Why we built a World Cup API
Public sports data sits at two extremes: free but stuck inside HTML, or sold to broadcasters by the year. We wanted the middle ground — a developer-friendly JSON API for the FIFA World Cup — and when we couldn’t buy one, we built it.
The problem
Building anything that touches World Cup data today means picking between two unattractive options.
On one end, the encyclopedic sources — Wikipedia, RSSSF, FIFA’s own archive — have everything. Every squad since 1930, every match, every goalscorer. The catch is they’re published as articles for humans, not endpoints for code. Want it as JSON? Write a scraper, maintain it as page layouts shift, parse fragile HTML, hope nothing changes mid-tournament.
On the other end, the established sports-data vendors (Sportradar, Genius Sports, Opta) sell exactly the structured feeds you want. They earn their pricing by clearing rights, paying officials, and operating sub-second pipelines used by sportsbooks and broadcasters. The pricing reflects that audience — entry tiers start in five figures monthly.
Between “parse Wikipedia” and “sign a five-figure contract” there’s a wide gap. Indie game developers, sports bloggers, hobbyist data scientists, classroom projects — none of them fit either end.

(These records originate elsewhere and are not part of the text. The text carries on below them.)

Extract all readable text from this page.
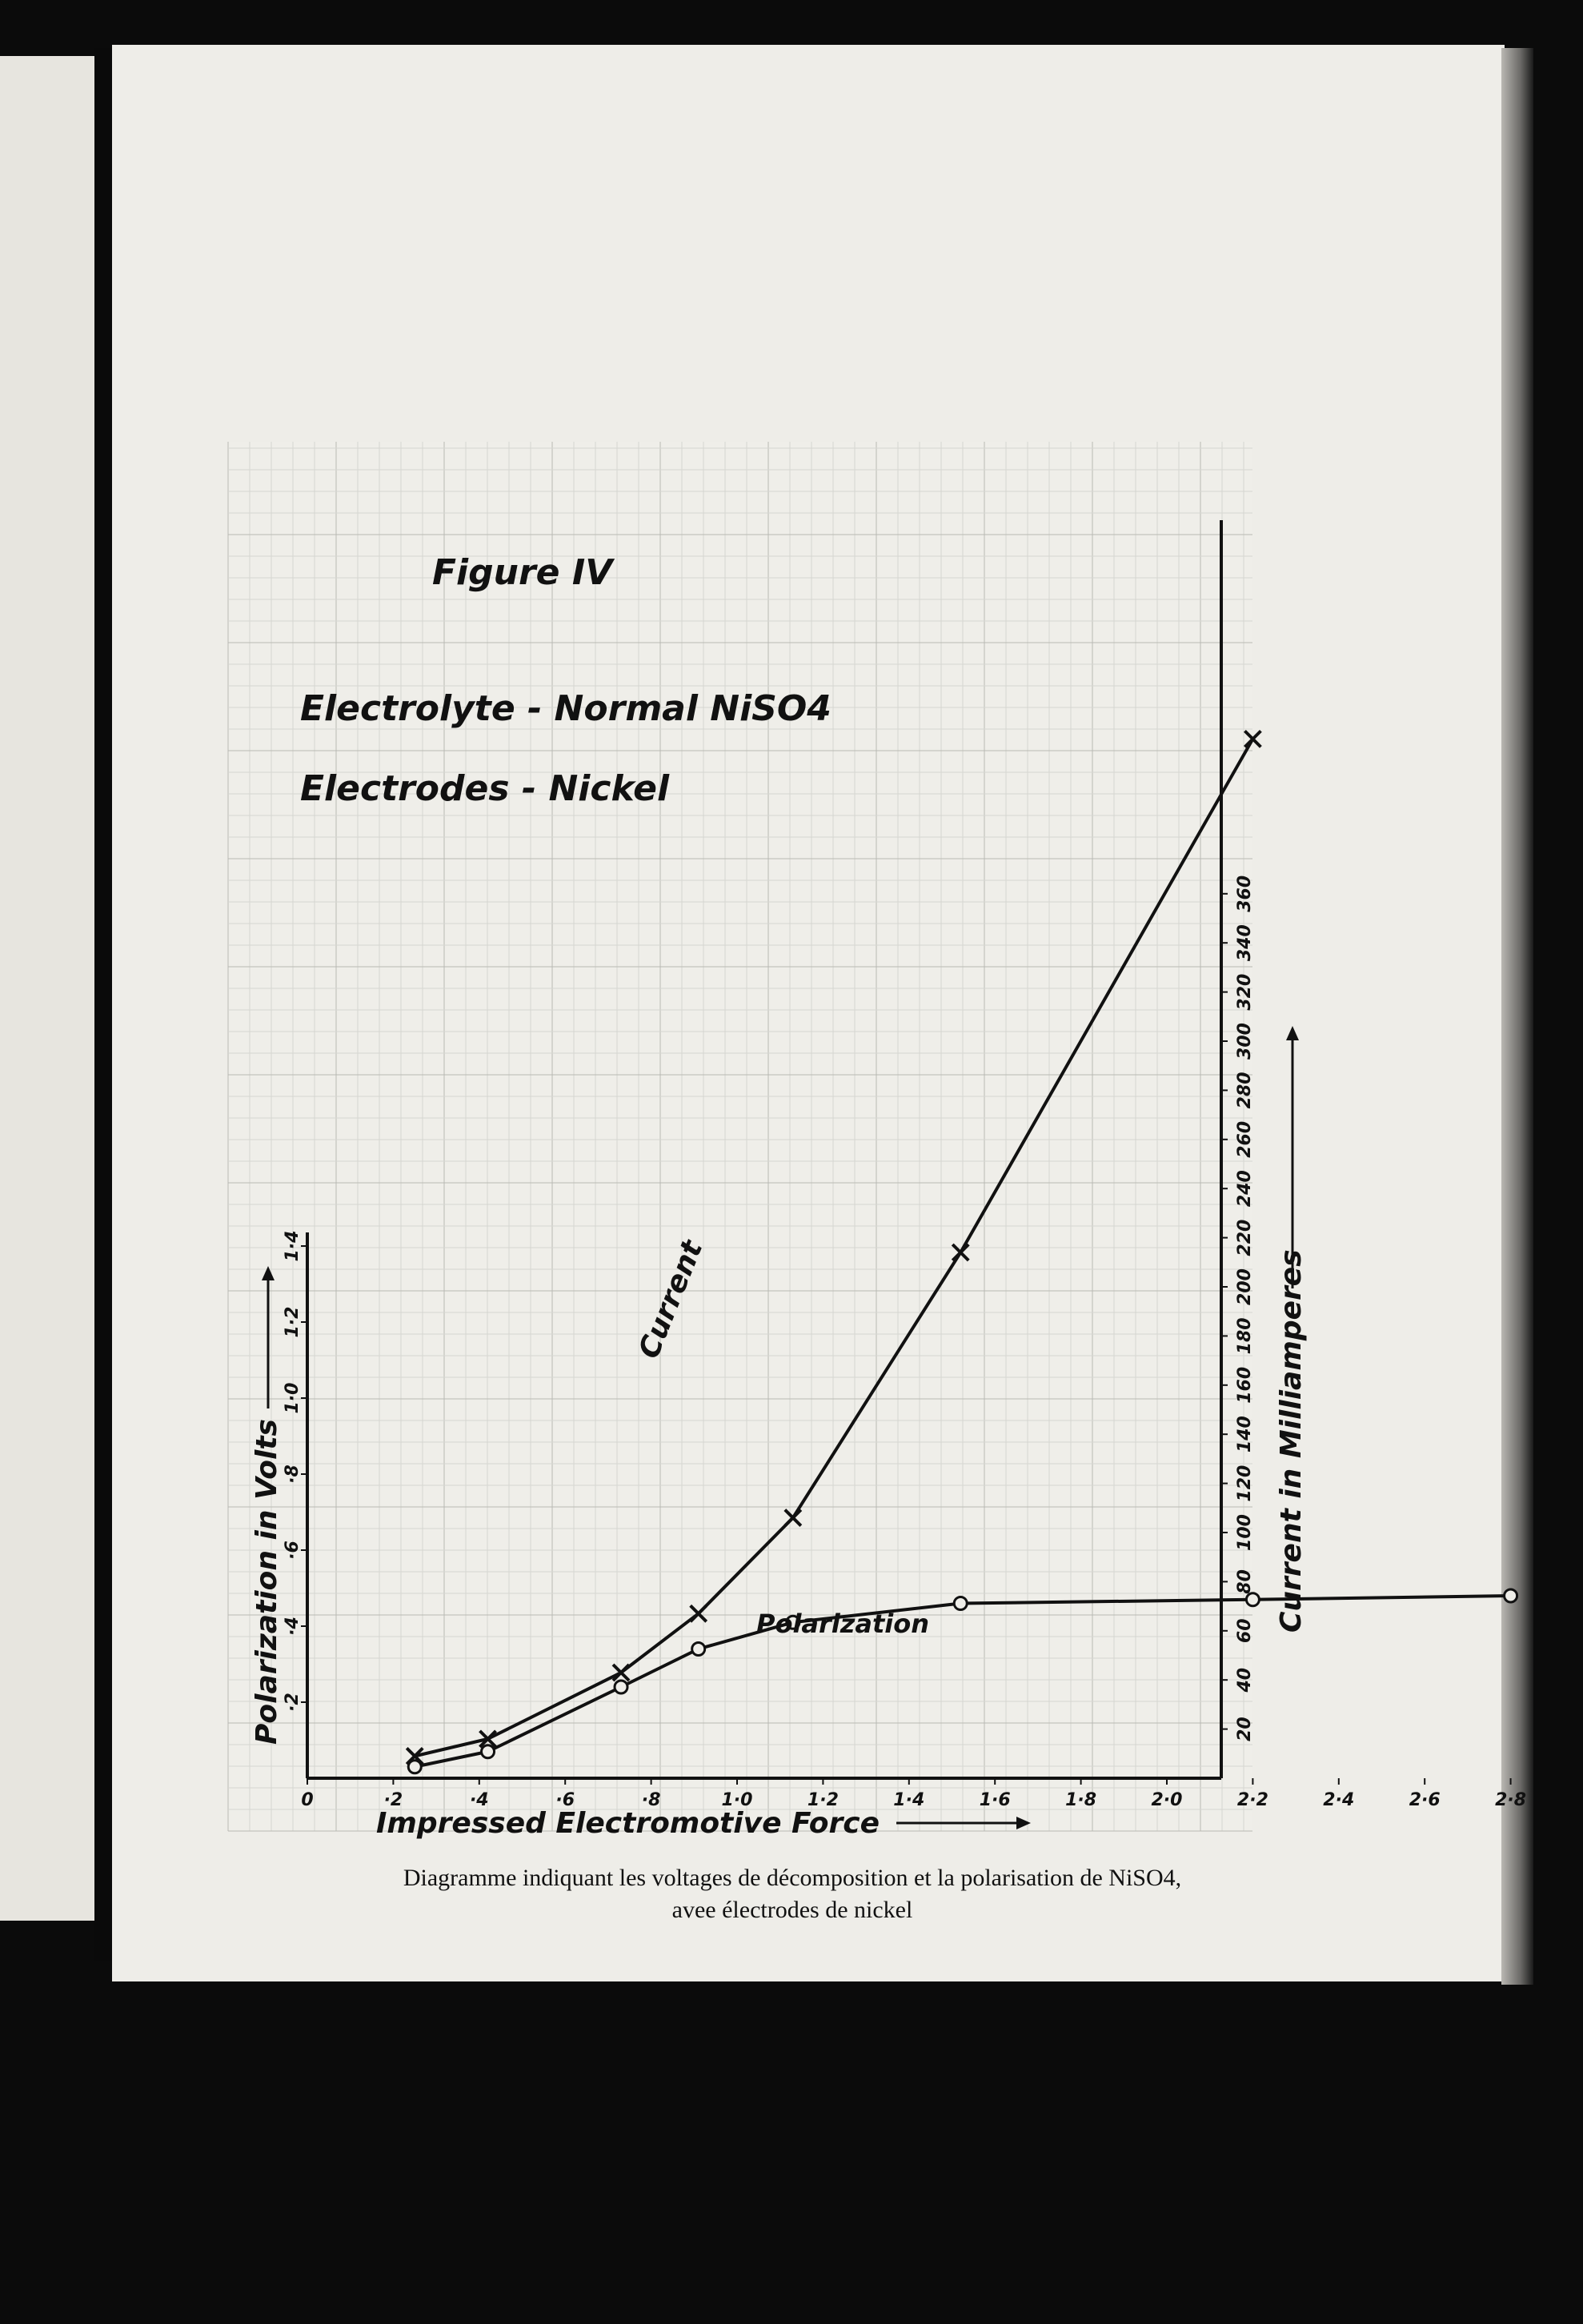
0	·2	·4	·6	·8	1·0	1·2	1·4	1·6	1·8	2·0	2·2	2·4	2·6	2·8
·2
·4
·6
·8
1·0
1·2
1·4
20
40
60
80
100
120
140
160
180
200
220
240
260
280
300
320
340
360
Current
Polarization
Figure IV
Electrolyte - Normal NiSO4
Electrodes - Nickel
Impressed Electromotive Force
Polarization in Volts	Current in Milliamperes
Diagramme indiquant les voltages de décomposition et la polarisation de NiSO4,
avee électrodes de nickel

Why we cared enough to build it
We were already in the gap. siono.app needed reliable World Cup history to power its tournament polls; we’d already done the curation work for our own use. Once we saw how much friction the same data extraction was costing other small projects, exposing it as a clean API became the obvious next step: developers spend less time wrangling HTML and more time building the actual thing they care about.
The product is built for the kind of builder we ourselves were a year ago — someone with a great idea for a fantasy game, a prediction tracker, a recap widget, an analytics notebook — held up by “there’s no clean way to get the data.” That hold-up shouldn’t exist.
How we built it
Three deliberate choices shaped the product:
Wide on history. Every World Cup since 1930 — 23 tournaments, roughly 2,500 player-rows, full squads with DOB, position, and club affiliation. Cross-checked across FIFA, RSSSF, and Wikipedia, with our own pass for consistency. That depth is genuinely rare in queryable form. Want every defender born in October who played for a North-Hemisphere nation in the 1980s? One request. Sub-200ms response.

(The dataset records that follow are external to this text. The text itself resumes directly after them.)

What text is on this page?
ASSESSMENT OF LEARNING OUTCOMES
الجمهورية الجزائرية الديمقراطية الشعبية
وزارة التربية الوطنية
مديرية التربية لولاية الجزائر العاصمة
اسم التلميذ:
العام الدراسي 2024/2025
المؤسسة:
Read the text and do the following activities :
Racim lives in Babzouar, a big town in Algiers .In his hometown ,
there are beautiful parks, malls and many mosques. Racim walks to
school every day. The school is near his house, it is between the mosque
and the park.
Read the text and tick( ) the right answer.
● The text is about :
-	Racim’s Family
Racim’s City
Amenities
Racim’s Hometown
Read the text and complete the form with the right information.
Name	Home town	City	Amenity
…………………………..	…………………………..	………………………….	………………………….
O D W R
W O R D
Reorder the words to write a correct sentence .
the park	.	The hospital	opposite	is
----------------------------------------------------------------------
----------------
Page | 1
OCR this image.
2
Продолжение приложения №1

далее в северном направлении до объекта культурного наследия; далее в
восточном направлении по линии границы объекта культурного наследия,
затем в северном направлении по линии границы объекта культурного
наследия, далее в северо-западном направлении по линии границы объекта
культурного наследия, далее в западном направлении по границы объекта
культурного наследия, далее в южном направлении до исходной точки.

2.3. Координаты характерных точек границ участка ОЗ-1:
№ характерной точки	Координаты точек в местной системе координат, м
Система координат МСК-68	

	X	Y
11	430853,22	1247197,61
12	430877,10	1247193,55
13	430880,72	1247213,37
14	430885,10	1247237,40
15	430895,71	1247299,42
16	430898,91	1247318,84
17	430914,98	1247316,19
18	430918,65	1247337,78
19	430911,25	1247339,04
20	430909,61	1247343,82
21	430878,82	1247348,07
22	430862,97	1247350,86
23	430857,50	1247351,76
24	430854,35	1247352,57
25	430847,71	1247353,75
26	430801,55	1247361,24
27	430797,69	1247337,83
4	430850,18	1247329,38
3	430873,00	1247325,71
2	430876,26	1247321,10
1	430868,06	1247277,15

Narrow on live. During the 2026 tournament we ingest from cross-checked public sources with a five-minute median lag. That makes us the wrong vendor for live-betting and broadcast graphics, and the right vendor for fantasy games, prediction trackers, recap widgets, and post-match analysis — the use cases that don’t need sub-second latency.

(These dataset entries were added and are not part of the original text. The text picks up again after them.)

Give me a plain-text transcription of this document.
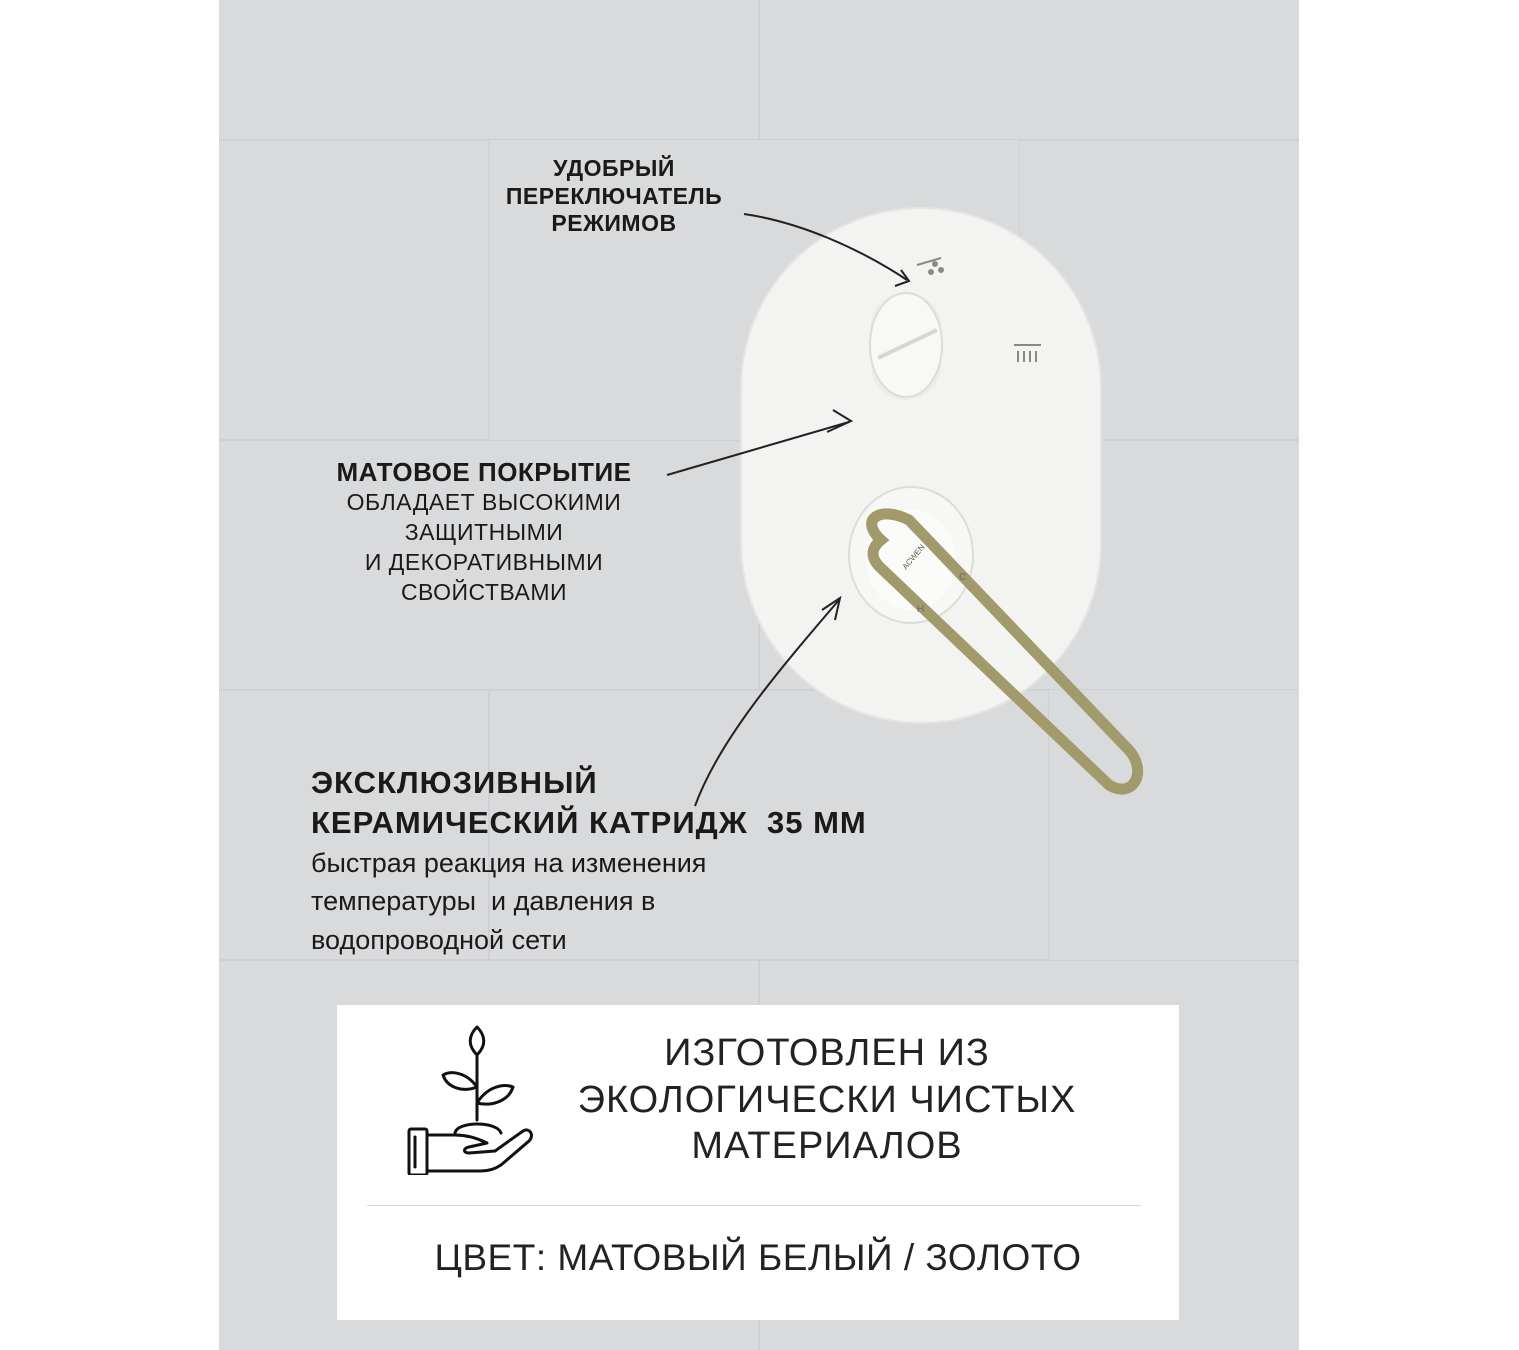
ACWEN
C
H
УДОБРЫЙ
ПЕРЕКЛЮЧАТЕЛЬ
РЕЖИМОВ
МАТОВОЕ ПОКРЫТИЕ
ОБЛАДАЕТ ВЫСОКИМИ
ЗАЩИТНЫМИ
И ДЕКОРАТИВНЫМИ
СВОЙСТВАМИ
ЭКСКЛЮЗИВНЫЙ
КЕРАМИЧЕСКИЙ КАТРИДЖ  35 ММ
быстрая реакция на изменения
температуры  и давления в
водопроводной сети
ИЗГОТОВЛЕН ИЗ
ЭКОЛОГИЧЕСКИ ЧИСТЫХ
МАТЕРИАЛОВ
ЦВЕТ: МАТОВЫЙ БЕЛЫЙ / ЗОЛОТО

Boring tech. Node and Hono on the API side. SQLite for keys and usage tracking. Stripe for billing. Plain HTML for the marketing site. The point of the product is the data and how it’s shaped — not the framework du jour. Boring lets us focus on accuracy.
Where it’s heading
The 2026 cycle is the obvious next leg: full live coverage of the expanded 48-team tournament with the same 5-minute-honest contract on lag. Past that, the same shape of dataset extends naturally to other tournaments — UEFA Euros, Copa América, the Women’s World Cup. We’ll listen to what people actually build before deciding which extends first.
The free tier exists for a reason: the more people who explore the data, the better we understand what’s missing. If something you’d find obviously useful isn’t in the response shape today, that’s a roadmap signal.